Emilia Clarke suffered life-threatening aneurysms during ‘Game of Thrones’

In a harrowing personal essay, “Game of Thrones” star Emilia Clarke revealed that she survived two life-threatening aneurysms while working on the smash HBO hit.

“Just when all my childhood dreams seemed to have come true, I nearly lost my mind and then my life,” she wrote in a piece published by the New Yorker on Thursday afternoon.

Although the actress, who plays Daenerys Targaryen on the fantasy series, considered herself healthy growing up, things changed right after the then-24-year-old finished filming the first season of “Thrones.”

On Feb. 11, 2011, she became violently ill while working out with her trainer. After collapsing in the bathroom, she was rushed to the hospital. There she received an MRI showing she had suffered a “subarachnoid hemorrhage (SAH), a life-threatening type of stroke, caused by bleeding into the space surrounding the brain.”

Following a four-day stay in the hospital after her first “minimally invasive” surgery, Clarke experienced aphasia, an inability to comprehend or formulate language because of brain damage.

“I was sent back to the I.C.U. and, after about a week, the aphasia passed,” she wrote. “I was able to speak. I knew my name — all five bits. … One month after being admitted, I left the hospital, longing for a bath and fresh air. I had press interviews to do and, in a matter of weeks, I was scheduled to be back on the set of ‘Game of Thrones.’”
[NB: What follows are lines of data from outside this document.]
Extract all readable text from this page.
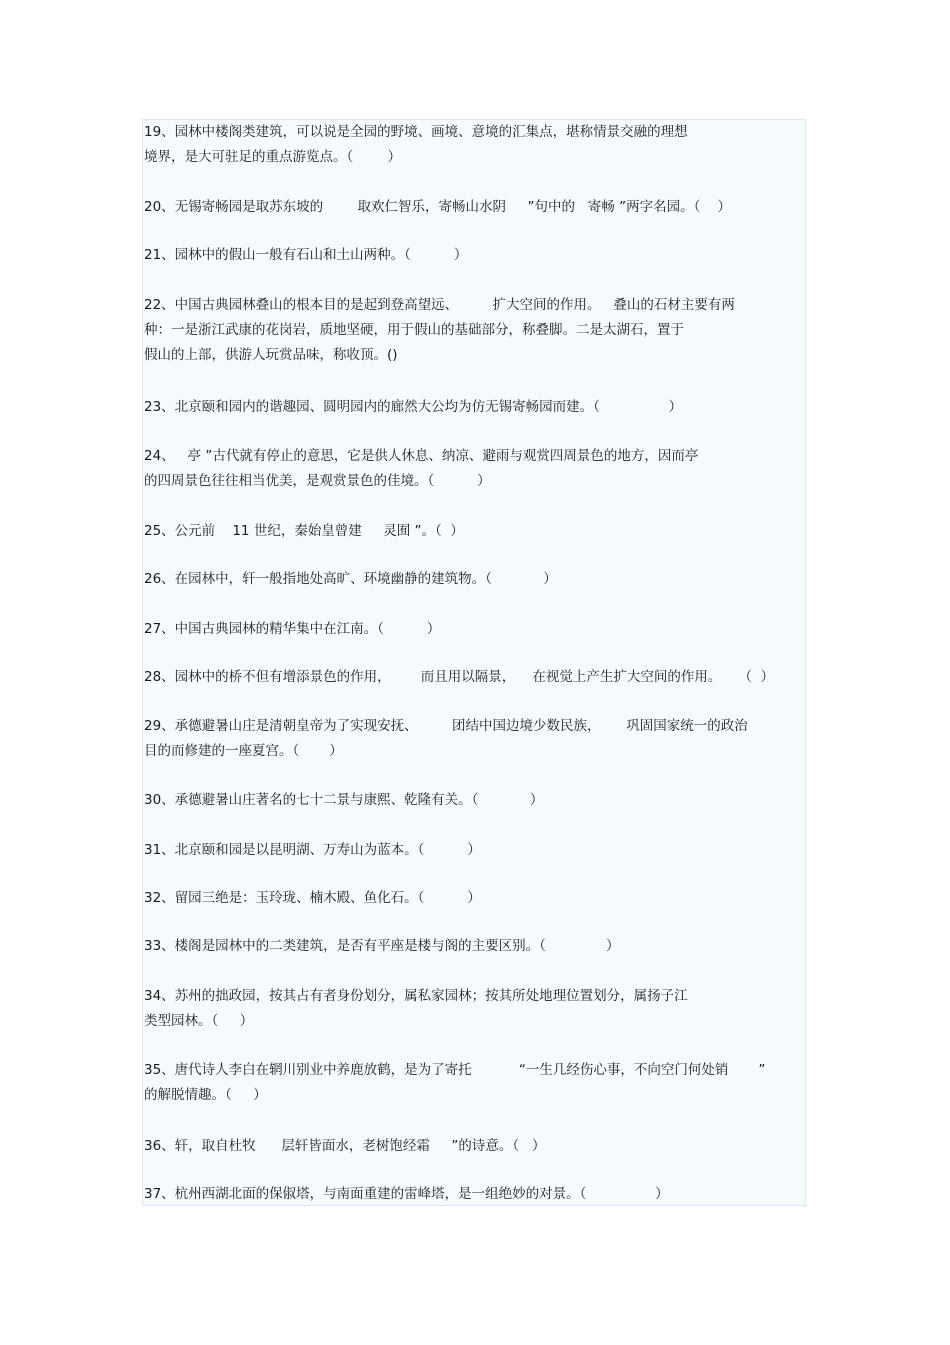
19、园林中楼阁类建筑，可以说是全园的野境、画境、意境的汇集点，堪称情景交融的理想
境界，是大可驻足的重点游览点。（        ）
20、无锡寄畅园是取苏东坡的        取欢仁智乐，寄畅山水阴     ”句中的   寄畅 ”两字名园。（    ）
21、园林中的假山一般有石山和土山两种。（          ）
22、中国古典园林叠山的根本目的是起到登高望远、        扩大空间的作用。   叠山的石材主要有两
种：一是浙江武康的花岗岩，质地坚硬，用于假山的基础部分，称叠脚。二是太湖石，置于
假山的上部，供游人玩赏品味，称收顶。()
23、北京颐和园内的谐趣园、圆明园内的廊然大公均为仿无锡寄畅园而建。（                ）
24、   亭 ”古代就有停止的意思，它是供人休息、纳凉、避雨与观赏四周景色的地方，因而亭
的四周景色往往相当优美，是观赏景色的佳境。（          ）
25、公元前    11 世纪，秦始皇曾建     灵囿 ”。（  ）
26、在园林中，轩一般指地处高旷、环境幽静的建筑物。（            ）
27、中国古典园林的精华集中在江南。（          ）
28、园林中的桥不但有增添景色的作用，       而且用以隔景，    在视觉上产生扩大空间的作用。    （  ）
29、承德避暑山庄是清朝皇帝为了实现安抚、        团结中国边境少数民族，      巩固国家统一的政治
目的而修建的一座夏宫。（       ）
30、承德避暑山庄著名的七十二景与康熙、乾隆有关。（            ）
31、北京颐和园是以昆明湖、万寿山为蓝本。（          ）
32、留园三绝是：玉玲珑、楠木殿、鱼化石。（          ）
33、楼阁是园林中的二类建筑，是否有平座是楼与阁的主要区别。（              ）
34、苏州的拙政园，按其占有者身份划分，属私家园林；按其所处地理位置划分，属扬子江
类型园林。（     ）
35、唐代诗人李白在辋川别业中养鹿放鹤，是为了寄托           “一生几经伤心事，不向空门何处销       ”
的解脱情趣。（     ）
36、轩，取自杜牧      层轩皆面水，老树饱经霜     ”的诗意。（   ）
37、杭州西湖北面的保俶塔，与南面重建的雷峰塔，是一组绝妙的对景。（                ）
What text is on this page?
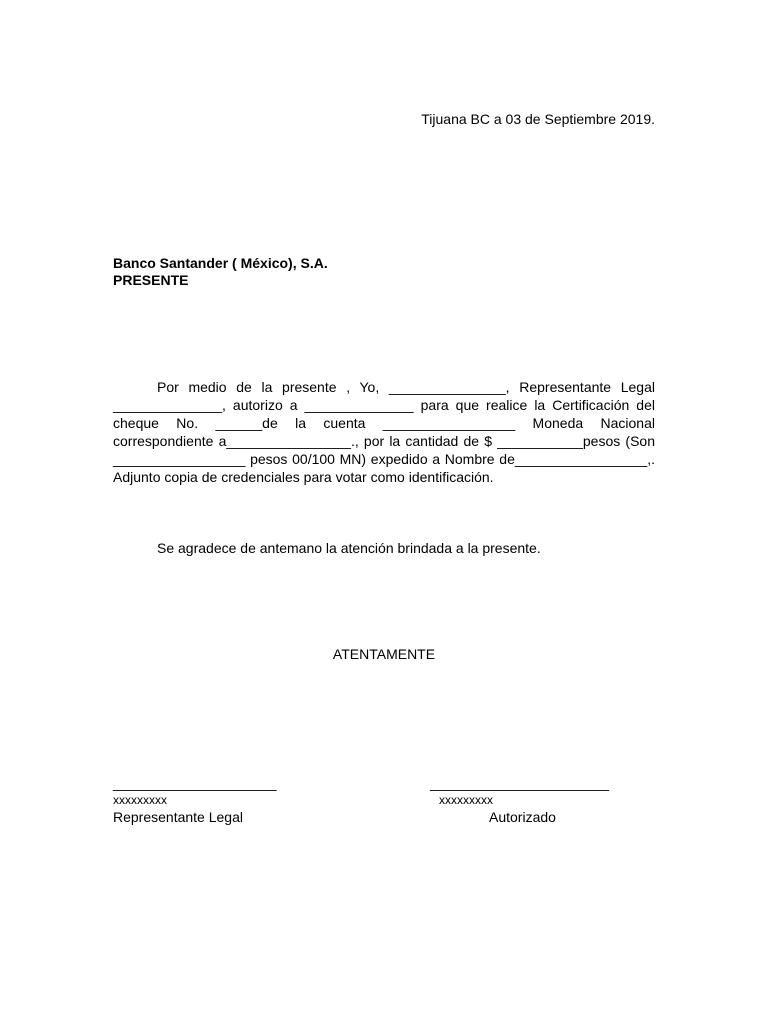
Tijuana BC a 03 de Septiembre 2019.
Banco Santander ( México), S.A.
PRESENTE

Por medio de la presente , Yo, _______________, Representante Legal ______________, autorizo a ______________ para que realice la Certificación del cheque No. ______de la cuenta _________________ Moneda Nacional correspondiente a________________., por la cantidad de $ ___________pesos (Son _________________ pesos 00/100 MN) expedido a Nombre de_________________,. Adjunto copia de credenciales para votar como identificación.

Se agradece de antemano la atención brindada a la presente.

ATENTAMENTE
_____________________
xxxxxxxxx
Representante Legal
_______________________
xxxxxxxxx
Autorizado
Despite feeling “deeply unsure of myself,” Clarke went back to work, trying not to show that she was struggling, and feeling “every minute of every day I thought I was going to die,” but she managed to get through it. Then in 2013, while having a brain scan in New York, Clarke found out that a second aneurysm doctors had found during her first surgery had doubled in size, requiring an operation.

“When they woke me, I was screaming in pain,” she wrote. “The procedure had failed. I had a massive bleed and the doctors made it plain that my chances of surviving were precarious if they didn’t operate again. This time they needed to access my brain in the old-fashioned way — through my skull. And the operation had to happen immediately.”

Emilia Clarke in "Game of Thrones"
Emilia Clarke in “Game of Thrones”HBO

She continued, “The recovery was even more painful than it had been after the first surgery. I looked as though I had been through a war more gruesome than any that Daenerys experienced. I emerged from the operation with a drain coming out of my head. Bits of my skull had been replaced by titanium. These days, you can’t see the scar that curves from my scalp to my ear, but I didn’t know at first that it wouldn’t be visible.”

As difficult as the recovery was, both physically and emotionally, Clarke wrote that she’s now back to 100 percent. She even started a charity, Same You, to help people recovering from strokes and other brain injuries.

“There is something gratifying, and beyond lucky, about coming to the end of ‘Thrones,’” she concluded. “I’m so happy to be here to see the end of this story and the beginning of whatever comes next.”